Confessions of a Theatre Snob

Tuesday, November 25, 2008

They say it will be alright on the night, however...

‘I feel like Birnam Wood’, I mutter to K.
We exchange a glance.

We’re getting towards the end of Act 1 and I have just been asked to be a tree. So far, I have given the (thankfully empty) auditorium my Lucy Locket, and my Lady Brute, but surely this has to be the pinnacle, for there I am, standing on the stage of the Georgian Theatre, holding a green painted flat.
Through a combination of circumstances, I haven’t managed to get to either of the earlier rehearsals, so this is my only chance to go through it before we perform to the paying public. As it’s a rehearsed reading, thankfully we’re still on the book.

It’s getting on for 2.00pm, and we’re still in the first Act. When we get to Act 2, we don’t even manage a full run, and so no one has an accurate timing for the piece. This is to prove just a bit of a problem.

Once the performance begins, it feels like it’s actually going pretty well. Our excerpt from the Beggar’s Opera gets a round of applause, and the audience seem to be laughing in the right places. After the interval, I begin Act 2 sitting in the pit, and chatting to the audience before we start, they seem to be enjoying it.

During the interval, K has reminded the director that she has to leave at 5 to catch a train. No one is worried, as we’re sure to be finished by then.

By 10 to 5, however, we’re only about two thirds of the way through Act 2. K’s biggest scene is coming up. She’s playing Dora Jordan, famous 18th century actress, and as she goes through the scene where Dora auditions for the actor-manager, the director leans across to me, and whispers ‘will you take over the part of ‘Fanny’, so that K can get away’. I look a little blank as I was supposed to play opposite K in this scene. I read down the page, and realise that it’s supposed to be ‘Dora Jordan as ‘Fanny’’.

About a minute later, Dora No1 leaves the stage, and Dora No2 (me) moves forward. This clearly confuses the actor playing opposite me, who no one has been able to explain this to, but we carry on.

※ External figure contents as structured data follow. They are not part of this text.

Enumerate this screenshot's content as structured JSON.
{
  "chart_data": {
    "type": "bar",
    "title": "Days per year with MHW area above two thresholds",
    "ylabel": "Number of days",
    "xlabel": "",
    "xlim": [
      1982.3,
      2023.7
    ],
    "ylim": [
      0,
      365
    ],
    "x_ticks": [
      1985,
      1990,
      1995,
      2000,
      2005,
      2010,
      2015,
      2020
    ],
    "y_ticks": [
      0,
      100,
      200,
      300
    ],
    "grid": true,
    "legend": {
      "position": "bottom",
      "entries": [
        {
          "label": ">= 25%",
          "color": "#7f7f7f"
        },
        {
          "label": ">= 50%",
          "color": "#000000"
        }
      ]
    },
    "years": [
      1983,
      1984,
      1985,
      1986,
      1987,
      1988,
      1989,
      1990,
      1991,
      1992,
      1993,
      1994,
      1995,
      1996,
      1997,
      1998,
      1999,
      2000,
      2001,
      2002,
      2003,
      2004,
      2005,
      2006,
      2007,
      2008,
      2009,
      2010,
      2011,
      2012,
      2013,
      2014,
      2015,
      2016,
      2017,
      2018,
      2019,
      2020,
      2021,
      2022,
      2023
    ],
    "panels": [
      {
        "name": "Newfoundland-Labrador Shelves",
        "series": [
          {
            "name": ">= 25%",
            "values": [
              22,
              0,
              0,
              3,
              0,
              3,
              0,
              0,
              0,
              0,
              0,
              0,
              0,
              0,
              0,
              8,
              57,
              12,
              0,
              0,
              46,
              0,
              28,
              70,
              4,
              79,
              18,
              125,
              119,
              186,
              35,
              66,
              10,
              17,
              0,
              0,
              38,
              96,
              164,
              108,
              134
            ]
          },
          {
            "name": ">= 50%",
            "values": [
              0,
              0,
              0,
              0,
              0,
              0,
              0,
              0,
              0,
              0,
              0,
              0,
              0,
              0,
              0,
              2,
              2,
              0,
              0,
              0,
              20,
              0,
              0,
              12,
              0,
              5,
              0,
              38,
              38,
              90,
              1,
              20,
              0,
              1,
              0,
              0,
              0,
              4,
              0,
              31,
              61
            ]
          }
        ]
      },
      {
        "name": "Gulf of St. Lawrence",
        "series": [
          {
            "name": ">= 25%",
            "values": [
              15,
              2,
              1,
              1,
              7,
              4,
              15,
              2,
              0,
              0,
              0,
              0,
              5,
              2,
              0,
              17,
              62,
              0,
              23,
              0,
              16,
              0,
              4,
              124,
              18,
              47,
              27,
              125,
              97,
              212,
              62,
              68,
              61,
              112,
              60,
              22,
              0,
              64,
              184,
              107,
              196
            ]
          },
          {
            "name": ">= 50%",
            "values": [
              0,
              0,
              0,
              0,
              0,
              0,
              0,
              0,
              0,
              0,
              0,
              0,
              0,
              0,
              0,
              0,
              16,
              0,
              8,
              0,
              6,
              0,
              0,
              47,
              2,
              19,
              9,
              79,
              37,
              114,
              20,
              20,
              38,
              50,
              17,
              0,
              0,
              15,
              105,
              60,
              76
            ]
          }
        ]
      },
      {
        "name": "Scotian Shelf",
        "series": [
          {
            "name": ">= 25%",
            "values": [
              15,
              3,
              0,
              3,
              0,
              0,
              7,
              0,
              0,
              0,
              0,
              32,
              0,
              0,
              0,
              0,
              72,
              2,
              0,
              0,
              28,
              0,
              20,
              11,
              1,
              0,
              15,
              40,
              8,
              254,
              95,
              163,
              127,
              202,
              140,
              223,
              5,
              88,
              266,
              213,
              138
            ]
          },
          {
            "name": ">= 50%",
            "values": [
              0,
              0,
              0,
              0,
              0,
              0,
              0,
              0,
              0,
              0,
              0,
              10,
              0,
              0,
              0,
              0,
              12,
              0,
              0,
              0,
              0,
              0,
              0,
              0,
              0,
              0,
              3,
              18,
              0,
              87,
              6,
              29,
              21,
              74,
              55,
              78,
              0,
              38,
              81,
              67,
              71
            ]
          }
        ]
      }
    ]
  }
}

I continue to skim down the page, through a piece that we hadn’t gone over earlier, and I reach the point where it says ‘Dora sings’.
‘Oh S**t!’

As I neither know the song, nor have much of a singing voice, I have to improvise with a few trills and ‘la la la’s’. Thankfully at that point there’s supposed to be jeers and hissing from the other actors! Somehow, we carry on to the end of the play.

Afterwards the audience are very kind, even complementary, but I can’t believe that they didn’t wonder what the heck was going on!